Is it possible to rename the header with the most frequently used value in that column, as follows?

id volume size sample qty weight
id1 NA NA sample NA weight
id2 NA size NA NA NA
id3 volume size sample NA NA
id4 NA NA NA qty NA
id5 NA NA sample qty weight
2

2 Answers

2
votes

Try the code below

> cbind(df[1], setNames(df[-1], sapply(df[-1], function(x) unique(na.omit(x)))))
   id volume size sample  qty weight
1 id1   <NA> <NA> sample <NA> weight
2 id2   <NA> size   <NA> <NA>   <NA>
3 id3 volume size sample <NA>   <NA>
4 id4   <NA> <NA>   <NA>  qty   <NA>
5 id5   <NA> <NA> sample  qty weight

Data

> dput(df)
structure(list(id = c("id1", "id2", "id3", "id4", "id5"), Col1 = c(NA,
NA, "volume", NA, NA), Col2 = c(NA, "size", "size", NA, NA),
    Col3 = c("sample", NA, "sample", NA, "sample"), Col4 = c(NA,
    NA, NA, "qty", "qty"), Col5 = c("weight", NA, NA, NA, "weight"
    )), class = "data.frame", row.names = c(NA, -5L))
1
votes

You can get the most frequent value in each column using Mode function from here.

Mode <- function(x) {
  ux <- unique(na.omit(x))
  ux[which.max(tabulate(match(x, ux)))]
}

Apply it for each column and change the column name.

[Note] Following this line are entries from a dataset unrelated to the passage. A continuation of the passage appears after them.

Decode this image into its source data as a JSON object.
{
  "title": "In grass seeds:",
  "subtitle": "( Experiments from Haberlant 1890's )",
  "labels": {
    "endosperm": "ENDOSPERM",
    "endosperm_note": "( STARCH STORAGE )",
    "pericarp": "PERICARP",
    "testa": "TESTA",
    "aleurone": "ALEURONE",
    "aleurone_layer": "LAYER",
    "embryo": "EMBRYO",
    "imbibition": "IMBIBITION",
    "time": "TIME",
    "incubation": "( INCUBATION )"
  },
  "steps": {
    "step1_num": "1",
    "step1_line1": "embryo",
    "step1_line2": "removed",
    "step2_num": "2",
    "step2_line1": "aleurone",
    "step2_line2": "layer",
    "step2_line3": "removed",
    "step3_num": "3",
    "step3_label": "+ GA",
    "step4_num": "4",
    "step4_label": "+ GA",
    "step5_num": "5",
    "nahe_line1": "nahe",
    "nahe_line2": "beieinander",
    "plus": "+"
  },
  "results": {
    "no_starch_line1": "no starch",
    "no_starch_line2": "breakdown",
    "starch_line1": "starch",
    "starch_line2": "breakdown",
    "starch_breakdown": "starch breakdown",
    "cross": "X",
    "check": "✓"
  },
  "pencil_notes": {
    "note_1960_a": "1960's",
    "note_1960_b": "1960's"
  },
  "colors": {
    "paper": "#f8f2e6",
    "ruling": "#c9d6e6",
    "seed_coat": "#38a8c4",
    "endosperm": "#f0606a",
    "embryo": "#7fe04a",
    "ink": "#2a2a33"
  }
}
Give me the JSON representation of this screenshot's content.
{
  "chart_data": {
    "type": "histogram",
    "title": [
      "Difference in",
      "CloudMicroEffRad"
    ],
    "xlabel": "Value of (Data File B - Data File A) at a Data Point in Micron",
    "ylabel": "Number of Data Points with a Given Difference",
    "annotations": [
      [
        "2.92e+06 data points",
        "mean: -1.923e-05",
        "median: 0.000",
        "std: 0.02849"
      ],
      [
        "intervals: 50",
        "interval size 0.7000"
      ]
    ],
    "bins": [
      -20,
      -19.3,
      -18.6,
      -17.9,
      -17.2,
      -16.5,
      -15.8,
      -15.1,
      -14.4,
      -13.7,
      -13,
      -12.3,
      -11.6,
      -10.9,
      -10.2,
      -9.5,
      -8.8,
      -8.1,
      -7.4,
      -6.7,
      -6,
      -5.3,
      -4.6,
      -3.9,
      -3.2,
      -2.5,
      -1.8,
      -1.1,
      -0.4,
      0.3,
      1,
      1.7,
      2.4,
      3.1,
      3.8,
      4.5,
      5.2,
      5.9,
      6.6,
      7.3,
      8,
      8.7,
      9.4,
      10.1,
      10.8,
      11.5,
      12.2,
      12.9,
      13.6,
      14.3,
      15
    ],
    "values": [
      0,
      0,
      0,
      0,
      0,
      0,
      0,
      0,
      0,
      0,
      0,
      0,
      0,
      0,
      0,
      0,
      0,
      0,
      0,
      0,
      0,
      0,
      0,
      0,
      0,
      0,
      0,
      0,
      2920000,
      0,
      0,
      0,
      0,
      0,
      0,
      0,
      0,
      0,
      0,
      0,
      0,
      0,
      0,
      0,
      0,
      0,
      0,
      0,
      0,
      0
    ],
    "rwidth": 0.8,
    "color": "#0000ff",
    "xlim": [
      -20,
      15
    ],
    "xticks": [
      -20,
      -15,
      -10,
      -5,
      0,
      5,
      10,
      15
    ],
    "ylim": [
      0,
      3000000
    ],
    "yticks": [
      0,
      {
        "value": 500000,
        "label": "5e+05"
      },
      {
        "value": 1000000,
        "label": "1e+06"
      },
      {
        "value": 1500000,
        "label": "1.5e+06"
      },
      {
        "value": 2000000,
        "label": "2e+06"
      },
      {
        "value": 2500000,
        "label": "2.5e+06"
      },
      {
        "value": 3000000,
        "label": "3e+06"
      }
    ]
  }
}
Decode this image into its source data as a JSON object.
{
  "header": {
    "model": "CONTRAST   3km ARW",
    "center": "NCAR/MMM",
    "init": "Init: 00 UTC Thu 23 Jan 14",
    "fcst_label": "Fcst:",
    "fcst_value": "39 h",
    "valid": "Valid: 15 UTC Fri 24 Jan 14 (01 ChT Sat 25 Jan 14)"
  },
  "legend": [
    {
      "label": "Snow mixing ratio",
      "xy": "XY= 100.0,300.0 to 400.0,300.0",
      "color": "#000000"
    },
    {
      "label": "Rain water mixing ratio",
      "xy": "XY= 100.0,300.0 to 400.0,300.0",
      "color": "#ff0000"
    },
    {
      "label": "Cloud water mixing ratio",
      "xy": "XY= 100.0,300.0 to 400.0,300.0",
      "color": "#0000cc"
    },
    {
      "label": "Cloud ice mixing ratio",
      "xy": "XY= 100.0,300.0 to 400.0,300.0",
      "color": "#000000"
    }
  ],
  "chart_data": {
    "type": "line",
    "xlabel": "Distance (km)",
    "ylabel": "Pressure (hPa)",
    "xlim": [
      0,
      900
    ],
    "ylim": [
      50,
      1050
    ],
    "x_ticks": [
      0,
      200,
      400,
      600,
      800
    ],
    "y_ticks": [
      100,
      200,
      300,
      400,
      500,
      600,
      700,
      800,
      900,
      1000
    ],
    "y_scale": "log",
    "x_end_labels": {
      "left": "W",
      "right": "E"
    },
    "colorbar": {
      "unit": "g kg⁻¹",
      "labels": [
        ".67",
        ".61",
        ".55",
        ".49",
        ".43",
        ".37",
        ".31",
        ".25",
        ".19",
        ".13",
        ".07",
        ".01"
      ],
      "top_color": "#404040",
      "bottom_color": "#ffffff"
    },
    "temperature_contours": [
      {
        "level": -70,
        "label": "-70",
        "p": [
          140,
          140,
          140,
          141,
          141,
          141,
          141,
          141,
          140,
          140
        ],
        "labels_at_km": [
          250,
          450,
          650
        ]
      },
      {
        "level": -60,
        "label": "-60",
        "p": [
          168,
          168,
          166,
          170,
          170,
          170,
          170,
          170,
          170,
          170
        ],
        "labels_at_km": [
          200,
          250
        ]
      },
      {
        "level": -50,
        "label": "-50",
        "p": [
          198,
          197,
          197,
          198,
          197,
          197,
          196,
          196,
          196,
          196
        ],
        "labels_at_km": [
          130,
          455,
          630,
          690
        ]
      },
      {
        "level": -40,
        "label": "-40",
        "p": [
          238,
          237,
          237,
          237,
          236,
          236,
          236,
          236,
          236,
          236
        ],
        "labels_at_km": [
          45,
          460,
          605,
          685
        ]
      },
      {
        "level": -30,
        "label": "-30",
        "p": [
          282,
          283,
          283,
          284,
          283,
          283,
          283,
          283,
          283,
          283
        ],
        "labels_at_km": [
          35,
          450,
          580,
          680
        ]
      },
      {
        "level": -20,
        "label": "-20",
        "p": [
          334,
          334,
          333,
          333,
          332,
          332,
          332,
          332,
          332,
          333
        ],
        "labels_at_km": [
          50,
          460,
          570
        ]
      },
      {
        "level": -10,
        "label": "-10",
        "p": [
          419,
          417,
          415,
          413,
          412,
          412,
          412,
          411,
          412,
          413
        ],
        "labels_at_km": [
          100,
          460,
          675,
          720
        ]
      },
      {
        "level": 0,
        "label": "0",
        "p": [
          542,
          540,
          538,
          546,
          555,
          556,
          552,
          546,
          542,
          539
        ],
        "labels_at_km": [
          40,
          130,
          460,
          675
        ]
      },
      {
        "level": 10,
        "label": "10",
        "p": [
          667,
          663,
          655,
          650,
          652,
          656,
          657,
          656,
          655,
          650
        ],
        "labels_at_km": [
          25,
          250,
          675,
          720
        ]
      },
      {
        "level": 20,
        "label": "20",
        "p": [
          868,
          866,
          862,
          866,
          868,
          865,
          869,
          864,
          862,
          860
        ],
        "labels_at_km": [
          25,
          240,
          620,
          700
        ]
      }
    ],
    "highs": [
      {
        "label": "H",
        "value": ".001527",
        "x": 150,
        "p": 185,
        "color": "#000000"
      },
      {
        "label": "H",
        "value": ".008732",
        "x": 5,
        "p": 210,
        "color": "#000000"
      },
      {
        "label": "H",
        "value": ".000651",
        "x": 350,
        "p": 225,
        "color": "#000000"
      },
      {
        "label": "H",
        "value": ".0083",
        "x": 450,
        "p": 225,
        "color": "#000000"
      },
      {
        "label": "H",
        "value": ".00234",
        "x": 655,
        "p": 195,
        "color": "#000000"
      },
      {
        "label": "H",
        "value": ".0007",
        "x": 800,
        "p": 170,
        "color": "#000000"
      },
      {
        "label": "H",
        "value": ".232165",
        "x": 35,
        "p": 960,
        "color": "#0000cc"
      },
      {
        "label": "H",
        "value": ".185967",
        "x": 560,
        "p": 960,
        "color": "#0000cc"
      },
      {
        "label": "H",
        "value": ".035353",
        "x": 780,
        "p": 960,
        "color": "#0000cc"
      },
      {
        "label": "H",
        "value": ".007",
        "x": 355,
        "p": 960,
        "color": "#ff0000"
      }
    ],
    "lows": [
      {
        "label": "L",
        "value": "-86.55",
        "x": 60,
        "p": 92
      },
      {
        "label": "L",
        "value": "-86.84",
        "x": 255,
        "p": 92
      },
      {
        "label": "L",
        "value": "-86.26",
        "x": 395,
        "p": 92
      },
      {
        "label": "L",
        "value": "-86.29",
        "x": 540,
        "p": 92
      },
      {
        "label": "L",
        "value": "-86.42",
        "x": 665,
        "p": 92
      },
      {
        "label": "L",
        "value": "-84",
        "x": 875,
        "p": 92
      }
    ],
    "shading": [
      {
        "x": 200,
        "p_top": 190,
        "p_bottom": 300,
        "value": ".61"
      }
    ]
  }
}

names(df)[-1] <- sapply(df[-1], Mode)
df

#   id volume size sample  qty weight
#1 id1   <NA> <NA> sample <NA> weight
#2 id2   <NA> size   <NA> <NA>   <NA>
#3 id3 volume size sample <NA>   <NA>
#4 id4   <NA> <NA>   <NA>  qty   <NA>
#5 id5   <NA> <NA> sample  qty weight